128 Despite these matters, the primary judge found that the three decision-makers were aware that Mr Flavel had a physical or psychological condition, that resulted in him becoming violently ill when required to drive a train (Flavel (No. 1) at [81]). I consider that that finding was glaringly improbable given the matters to which I have referred and do not consider that the contextual matters to which the primary judge had regard were a sufficient foundation for the finding. Rather the findings and uncontested evidence were such that his Honour should have found that the statutory presumption in s 361 of the FW Act had been rebutted, as, in the absence of knowledge of a disability and, more particularly that Mr Flavel's behaviour at his assessment was a symptom of a disability, the decision-makers could not be found to have dismissed Mr Flavel because of his disability.

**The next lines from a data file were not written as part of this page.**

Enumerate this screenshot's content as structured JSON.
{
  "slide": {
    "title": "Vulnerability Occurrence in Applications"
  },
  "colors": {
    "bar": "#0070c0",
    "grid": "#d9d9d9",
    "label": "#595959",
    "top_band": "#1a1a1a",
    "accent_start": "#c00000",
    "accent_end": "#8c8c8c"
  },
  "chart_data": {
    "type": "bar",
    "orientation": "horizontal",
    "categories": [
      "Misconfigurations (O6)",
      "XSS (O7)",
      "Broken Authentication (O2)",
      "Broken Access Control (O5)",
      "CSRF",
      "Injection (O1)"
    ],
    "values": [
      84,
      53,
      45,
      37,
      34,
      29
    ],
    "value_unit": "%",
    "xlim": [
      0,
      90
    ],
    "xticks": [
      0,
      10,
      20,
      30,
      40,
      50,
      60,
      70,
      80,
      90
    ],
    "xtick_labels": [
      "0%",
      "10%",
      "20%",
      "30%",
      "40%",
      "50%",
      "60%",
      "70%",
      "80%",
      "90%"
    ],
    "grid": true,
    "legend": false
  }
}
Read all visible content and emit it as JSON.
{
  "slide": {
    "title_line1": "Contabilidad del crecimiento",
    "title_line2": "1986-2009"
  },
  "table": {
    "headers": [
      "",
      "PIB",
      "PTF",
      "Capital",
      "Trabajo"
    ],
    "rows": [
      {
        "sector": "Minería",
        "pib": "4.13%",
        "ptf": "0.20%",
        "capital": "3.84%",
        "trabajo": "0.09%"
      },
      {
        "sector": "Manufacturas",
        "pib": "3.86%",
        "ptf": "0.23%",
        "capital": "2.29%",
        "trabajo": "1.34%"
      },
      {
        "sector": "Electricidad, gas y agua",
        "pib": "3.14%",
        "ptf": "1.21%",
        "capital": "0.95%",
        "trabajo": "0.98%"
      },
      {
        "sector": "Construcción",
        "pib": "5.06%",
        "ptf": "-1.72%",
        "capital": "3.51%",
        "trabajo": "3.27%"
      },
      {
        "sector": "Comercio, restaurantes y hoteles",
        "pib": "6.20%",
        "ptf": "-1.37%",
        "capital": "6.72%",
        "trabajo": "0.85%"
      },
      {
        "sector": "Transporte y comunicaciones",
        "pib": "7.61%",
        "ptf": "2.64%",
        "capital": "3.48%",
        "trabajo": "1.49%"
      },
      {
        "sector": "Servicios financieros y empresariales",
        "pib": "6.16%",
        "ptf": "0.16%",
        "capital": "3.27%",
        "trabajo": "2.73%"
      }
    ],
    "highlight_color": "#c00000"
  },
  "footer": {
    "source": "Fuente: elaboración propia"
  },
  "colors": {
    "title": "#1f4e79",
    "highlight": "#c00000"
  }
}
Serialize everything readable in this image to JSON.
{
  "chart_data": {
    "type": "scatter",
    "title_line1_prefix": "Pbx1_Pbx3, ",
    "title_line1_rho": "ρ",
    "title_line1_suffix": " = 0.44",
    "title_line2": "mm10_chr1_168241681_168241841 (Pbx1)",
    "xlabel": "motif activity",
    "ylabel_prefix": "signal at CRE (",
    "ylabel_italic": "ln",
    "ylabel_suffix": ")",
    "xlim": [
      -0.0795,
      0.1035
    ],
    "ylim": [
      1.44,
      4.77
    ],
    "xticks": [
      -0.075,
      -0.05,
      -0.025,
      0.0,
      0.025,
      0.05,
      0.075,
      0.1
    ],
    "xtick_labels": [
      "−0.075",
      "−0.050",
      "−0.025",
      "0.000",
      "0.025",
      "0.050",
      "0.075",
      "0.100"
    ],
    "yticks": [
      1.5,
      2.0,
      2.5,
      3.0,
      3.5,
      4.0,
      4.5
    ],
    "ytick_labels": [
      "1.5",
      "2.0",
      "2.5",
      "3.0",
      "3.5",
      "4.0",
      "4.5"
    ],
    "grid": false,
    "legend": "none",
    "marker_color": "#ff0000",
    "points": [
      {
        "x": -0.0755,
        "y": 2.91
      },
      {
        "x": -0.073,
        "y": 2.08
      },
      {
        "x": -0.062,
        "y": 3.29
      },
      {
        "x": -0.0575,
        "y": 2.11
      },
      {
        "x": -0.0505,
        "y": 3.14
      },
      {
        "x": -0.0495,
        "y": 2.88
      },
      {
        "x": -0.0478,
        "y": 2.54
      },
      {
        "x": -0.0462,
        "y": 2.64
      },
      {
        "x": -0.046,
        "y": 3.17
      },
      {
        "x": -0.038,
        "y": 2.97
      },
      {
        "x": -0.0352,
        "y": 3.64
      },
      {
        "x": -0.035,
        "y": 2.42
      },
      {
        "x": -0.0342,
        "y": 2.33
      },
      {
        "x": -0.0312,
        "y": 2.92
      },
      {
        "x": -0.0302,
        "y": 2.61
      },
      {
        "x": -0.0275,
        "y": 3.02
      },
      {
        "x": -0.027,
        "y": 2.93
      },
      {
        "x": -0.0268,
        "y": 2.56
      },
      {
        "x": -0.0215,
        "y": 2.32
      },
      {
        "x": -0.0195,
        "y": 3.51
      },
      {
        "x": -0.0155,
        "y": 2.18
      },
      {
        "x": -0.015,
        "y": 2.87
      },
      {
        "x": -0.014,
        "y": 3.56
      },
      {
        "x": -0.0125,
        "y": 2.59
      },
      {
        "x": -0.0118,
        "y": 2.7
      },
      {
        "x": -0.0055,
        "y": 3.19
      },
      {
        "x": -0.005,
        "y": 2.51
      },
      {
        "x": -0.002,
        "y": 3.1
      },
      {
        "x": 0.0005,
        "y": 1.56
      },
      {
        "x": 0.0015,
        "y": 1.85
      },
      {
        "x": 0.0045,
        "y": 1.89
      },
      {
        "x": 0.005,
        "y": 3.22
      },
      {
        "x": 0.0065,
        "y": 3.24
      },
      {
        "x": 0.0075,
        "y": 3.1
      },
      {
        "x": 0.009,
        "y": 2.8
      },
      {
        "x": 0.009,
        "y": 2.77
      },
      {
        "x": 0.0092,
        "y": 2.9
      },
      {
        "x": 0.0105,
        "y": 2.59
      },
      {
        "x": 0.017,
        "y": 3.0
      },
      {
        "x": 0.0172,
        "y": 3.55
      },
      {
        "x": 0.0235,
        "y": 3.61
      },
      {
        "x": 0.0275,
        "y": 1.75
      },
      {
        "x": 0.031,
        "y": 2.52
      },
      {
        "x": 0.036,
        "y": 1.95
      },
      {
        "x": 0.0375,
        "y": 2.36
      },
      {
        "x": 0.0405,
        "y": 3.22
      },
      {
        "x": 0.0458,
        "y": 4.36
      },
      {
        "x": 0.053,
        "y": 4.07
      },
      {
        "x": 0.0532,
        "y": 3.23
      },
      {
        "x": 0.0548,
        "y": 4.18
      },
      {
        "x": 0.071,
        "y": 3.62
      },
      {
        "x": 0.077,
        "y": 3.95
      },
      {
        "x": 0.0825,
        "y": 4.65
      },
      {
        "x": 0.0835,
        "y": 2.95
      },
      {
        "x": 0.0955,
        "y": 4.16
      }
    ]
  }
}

50 In my opinion, the circumstances in this case are different from those in RailPro. The applicant asserted that he was entitled to a medical exemption because of a medical condition. It is an available inference that reasonably understood, he was asserting that because of a medical condition, wearing a mask was unsuitable in his case. In my opinion, the proposition has a sufficient prospect of success to warrant a grant of leave to amend and whether it will succeed or fail is a matter for trial.
51 I reject the respondent's submission that the applicant's claim under s 351 of the FW Act is so lacking in merit (or lacks a reasonable prospect of success) that an application for leave to amend to advance it should be refused.